Mondays, 4:55-6:35pm in 60 FA 110

Office hours

JB: Tuesdays, 3:00pm-4:45pm. Location: 60 5th ave, 6th floor, room 612.

SK: TBA.

Grading

problem sets (40%) + midterm exam (25%) + final project (30%) + participation (5%).

Piazza

We will use Piazza to answer questions and post announcements about the course. Students' use of Piazza, particularly for adequately answering other students' questions, will contribute toward their participation grade.

Online recordings

Most of the lectures videos will be posted to NYU Classes. Note, however, that class attendance is required.

Lab Sessions

This semester, the lab sessions will feature the inverse curricula pioneered by C. Resnick in my previous class (see here and here for more details). The two topics where we will apply depth-first-learning are Normalizing Flows and Introduction to Model-based RL.

Schedule

Week Lecture Date Topic Reference Deliverables
1 9/4 Lec1 Introduction and Logistics. Inference Examples. Bayesian Networks. Slides Murphy Chapter 1 (optional; review for most)

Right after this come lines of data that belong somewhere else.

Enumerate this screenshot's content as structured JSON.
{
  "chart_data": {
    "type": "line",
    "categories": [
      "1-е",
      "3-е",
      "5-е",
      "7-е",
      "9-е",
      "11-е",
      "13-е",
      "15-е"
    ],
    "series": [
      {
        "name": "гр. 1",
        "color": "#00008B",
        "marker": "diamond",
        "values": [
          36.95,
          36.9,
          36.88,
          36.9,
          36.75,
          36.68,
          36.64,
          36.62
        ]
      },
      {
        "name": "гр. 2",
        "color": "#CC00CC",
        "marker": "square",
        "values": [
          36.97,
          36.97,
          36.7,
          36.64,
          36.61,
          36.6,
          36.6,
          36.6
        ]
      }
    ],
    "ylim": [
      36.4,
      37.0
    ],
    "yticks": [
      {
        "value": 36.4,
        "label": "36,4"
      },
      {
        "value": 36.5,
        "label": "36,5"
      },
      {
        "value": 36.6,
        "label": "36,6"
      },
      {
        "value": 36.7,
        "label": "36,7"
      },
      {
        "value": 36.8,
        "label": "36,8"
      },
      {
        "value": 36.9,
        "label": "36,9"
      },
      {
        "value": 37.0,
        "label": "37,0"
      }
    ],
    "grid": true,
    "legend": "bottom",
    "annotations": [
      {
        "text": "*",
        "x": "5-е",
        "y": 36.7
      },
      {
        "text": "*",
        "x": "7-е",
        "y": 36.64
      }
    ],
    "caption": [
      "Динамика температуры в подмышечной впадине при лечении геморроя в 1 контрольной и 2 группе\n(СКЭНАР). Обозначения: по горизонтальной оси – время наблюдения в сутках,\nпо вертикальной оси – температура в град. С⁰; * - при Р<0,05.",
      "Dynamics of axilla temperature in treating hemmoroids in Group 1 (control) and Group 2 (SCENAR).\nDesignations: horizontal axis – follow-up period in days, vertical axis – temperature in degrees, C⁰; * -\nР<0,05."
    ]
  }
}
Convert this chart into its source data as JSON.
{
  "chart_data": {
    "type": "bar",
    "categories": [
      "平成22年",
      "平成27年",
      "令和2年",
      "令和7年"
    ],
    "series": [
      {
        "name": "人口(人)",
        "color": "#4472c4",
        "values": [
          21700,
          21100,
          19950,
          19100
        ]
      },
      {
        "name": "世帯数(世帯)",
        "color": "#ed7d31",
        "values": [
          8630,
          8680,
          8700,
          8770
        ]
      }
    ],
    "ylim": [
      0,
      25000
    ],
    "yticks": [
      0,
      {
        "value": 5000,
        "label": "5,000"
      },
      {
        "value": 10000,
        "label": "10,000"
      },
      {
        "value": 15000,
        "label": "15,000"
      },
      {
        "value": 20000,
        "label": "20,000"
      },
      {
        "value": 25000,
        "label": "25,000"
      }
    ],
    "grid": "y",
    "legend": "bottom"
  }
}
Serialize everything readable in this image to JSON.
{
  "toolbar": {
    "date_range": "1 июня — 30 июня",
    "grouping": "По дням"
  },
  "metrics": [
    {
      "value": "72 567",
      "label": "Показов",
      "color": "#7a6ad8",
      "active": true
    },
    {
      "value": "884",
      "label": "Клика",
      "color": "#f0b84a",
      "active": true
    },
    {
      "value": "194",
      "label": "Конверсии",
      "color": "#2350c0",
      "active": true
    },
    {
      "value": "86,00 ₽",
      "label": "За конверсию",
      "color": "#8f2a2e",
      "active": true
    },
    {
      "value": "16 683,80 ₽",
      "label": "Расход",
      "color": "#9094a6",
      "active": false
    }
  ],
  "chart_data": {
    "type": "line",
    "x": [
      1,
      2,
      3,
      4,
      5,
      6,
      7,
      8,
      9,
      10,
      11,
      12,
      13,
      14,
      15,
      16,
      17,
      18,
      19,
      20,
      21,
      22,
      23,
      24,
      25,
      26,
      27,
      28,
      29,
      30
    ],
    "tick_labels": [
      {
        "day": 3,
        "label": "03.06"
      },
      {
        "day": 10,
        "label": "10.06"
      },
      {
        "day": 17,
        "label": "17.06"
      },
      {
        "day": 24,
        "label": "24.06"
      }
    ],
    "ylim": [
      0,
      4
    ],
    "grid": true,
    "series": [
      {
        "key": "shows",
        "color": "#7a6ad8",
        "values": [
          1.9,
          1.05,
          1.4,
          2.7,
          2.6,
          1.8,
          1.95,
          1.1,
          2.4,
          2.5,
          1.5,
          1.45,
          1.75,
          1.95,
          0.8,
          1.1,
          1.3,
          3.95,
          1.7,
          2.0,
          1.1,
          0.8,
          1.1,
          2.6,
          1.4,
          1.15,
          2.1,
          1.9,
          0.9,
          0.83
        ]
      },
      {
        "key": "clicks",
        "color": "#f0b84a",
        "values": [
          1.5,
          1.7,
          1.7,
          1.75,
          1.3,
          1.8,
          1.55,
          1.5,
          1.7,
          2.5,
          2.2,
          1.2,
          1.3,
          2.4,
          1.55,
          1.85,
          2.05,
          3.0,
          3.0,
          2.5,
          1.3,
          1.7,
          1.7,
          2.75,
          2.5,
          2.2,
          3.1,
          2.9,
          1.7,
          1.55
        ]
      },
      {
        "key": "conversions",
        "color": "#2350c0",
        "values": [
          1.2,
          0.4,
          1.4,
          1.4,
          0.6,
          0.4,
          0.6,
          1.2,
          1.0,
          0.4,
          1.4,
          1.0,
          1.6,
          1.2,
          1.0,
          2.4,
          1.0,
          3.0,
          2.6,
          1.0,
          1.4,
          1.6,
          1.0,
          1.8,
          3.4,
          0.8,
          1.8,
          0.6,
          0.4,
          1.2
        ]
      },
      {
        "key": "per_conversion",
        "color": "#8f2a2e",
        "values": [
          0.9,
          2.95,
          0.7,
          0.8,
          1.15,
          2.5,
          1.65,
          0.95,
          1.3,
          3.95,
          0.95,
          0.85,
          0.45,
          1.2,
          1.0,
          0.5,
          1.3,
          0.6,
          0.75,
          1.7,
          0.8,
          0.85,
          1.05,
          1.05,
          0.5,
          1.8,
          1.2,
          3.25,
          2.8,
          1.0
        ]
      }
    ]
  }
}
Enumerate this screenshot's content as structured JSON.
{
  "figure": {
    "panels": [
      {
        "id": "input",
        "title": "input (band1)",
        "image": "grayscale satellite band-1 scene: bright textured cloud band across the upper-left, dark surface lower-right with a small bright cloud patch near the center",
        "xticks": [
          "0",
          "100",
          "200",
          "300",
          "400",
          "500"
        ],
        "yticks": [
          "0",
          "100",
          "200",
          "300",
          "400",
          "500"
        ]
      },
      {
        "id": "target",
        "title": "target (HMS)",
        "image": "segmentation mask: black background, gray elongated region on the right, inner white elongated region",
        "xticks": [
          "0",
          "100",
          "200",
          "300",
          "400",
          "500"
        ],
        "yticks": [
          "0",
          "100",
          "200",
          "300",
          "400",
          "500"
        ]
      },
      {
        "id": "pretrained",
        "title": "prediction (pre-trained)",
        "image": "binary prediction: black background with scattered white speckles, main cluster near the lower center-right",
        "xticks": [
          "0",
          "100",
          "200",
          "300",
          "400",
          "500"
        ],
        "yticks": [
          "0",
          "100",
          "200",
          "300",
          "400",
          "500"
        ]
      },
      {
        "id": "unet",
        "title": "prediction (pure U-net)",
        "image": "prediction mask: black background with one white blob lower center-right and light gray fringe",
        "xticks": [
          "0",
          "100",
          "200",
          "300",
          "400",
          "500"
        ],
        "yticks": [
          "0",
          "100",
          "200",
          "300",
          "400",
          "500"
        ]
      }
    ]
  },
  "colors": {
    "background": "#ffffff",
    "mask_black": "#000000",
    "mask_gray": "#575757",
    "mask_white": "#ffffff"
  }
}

Notes on Bayesian networks (Sec. 2.1)

Algorithm for d-separation (optional)
PS1, due 9/11
2 9/11 Guest Lecture: Rajesh Ranganath (NYU)
3 9/18 Lec2 Undirected Graphical Models. Markov Random Fields. Ising Model. Applications to Statistical Physics. Slides Notes on MRFs (Sec. 2.2-2.4)

Notes on exponential families

Notes on Hammersley-Clifford Theorem
PS2, due 9/25
4 9/25 Lec3 The Hammersley-Clifford Theorem. Belief Propagation. Slides Barber 27.1-27.3.1

Murphy Sec. 24.1-24.2.4

Introduction to Probabilistic Topic Models

Explore topic models of: politics over time, state-of-the-union addresses, Wikipedia
PS3, due 10/9 ipython notebook

Project Proposal, due 10/23
5 10/2 Lec4: BP (cont'd). Gibbs Sampling. PCA. Slides Elements of Statistical Learning, Ch.14

Finding Structure in Randomness (...), Halko, Martinsson, Tropp
6 10/9 No Lecture (legislative monday)
7 10/16 Midterm Exam
8 10/23 Lec5 PCA (cont'd). ICA. The EM algorithm Slides Graphical Models, Exponential Families and Variational INference, Chapter 3 Variational INference with Stochastic Search PS4, due 11/5
9 10/30 Lec6 EM (cont'd), MCMC Slides Variational Inference: A review for Statisticians, by Blei, McAuliffe, Kucukelbir AutoEncoding Variational Bayes (Kingma, Welling
10 11/6 Lec7 MCMC (cont'd), Variational Inference Slides Graphical Models, Exponential Families and Variational INference, Chapter 3 Variational INference with Stochastic Search PS5
11 11/13 Lec8 VI (cont'd) Variational Autoencoders Slides References on Slides
12 11/20 Lec9 VAE, Structured Output Prediction Slides PS6, due 12/8
13 11/27 Lec10 Structured Output Prediction (cont'd), EP, Unrolling inference with Neural Networks Slides references in slides, Expectation-Propagation Notes
14 12/4 Lec11 Deep Generative Models (1/2): Implicit Modeling Slides Geometrical Insights for Implicit Modeling, Bottou et al. and references in slides Project writeup, due 12/19.
15 12/11 Lec12 Deep Generative Models (2/2): Auto-regressive models. Open Problems Slides
16 12/18 Final Day Poster Presentations of Final Projects

Location: Center for Data Science, 60 5th ave, in the 7th floor open space

Bibliography

There is no required book. Assigned readings will come from freely-available online material.

Core Materials

Background on Probability and Optimization

Further Reading

Academic Honesty

We expect you to try solving each problem set on your own. However, when being stuck on a problem, we encourage you to collaborate with other students in the class, subject to the following rules:

  • You may discuss a problem with any student in this class, and work together on solving it. This can involve brainstorming and verbally discussing the problem, going together through possible solutions, but should not involve one student telling another a complete solution.
  • Once you solve the homework, you must write up your solutions on your own, without looking at other people's write-ups or giving your write-up to others.
  • In your solution for each problem, you must write down the names of any person with whom you discussed it. This will not affect your grade.
  • Do not consult solution manuals or other people's solutions from similar courses.

Late submission policy

During the semester you are allowed at most two extensions on the homework assignment. Each extension is for at most 48 hours and carries a penalty of 25% off your assignment.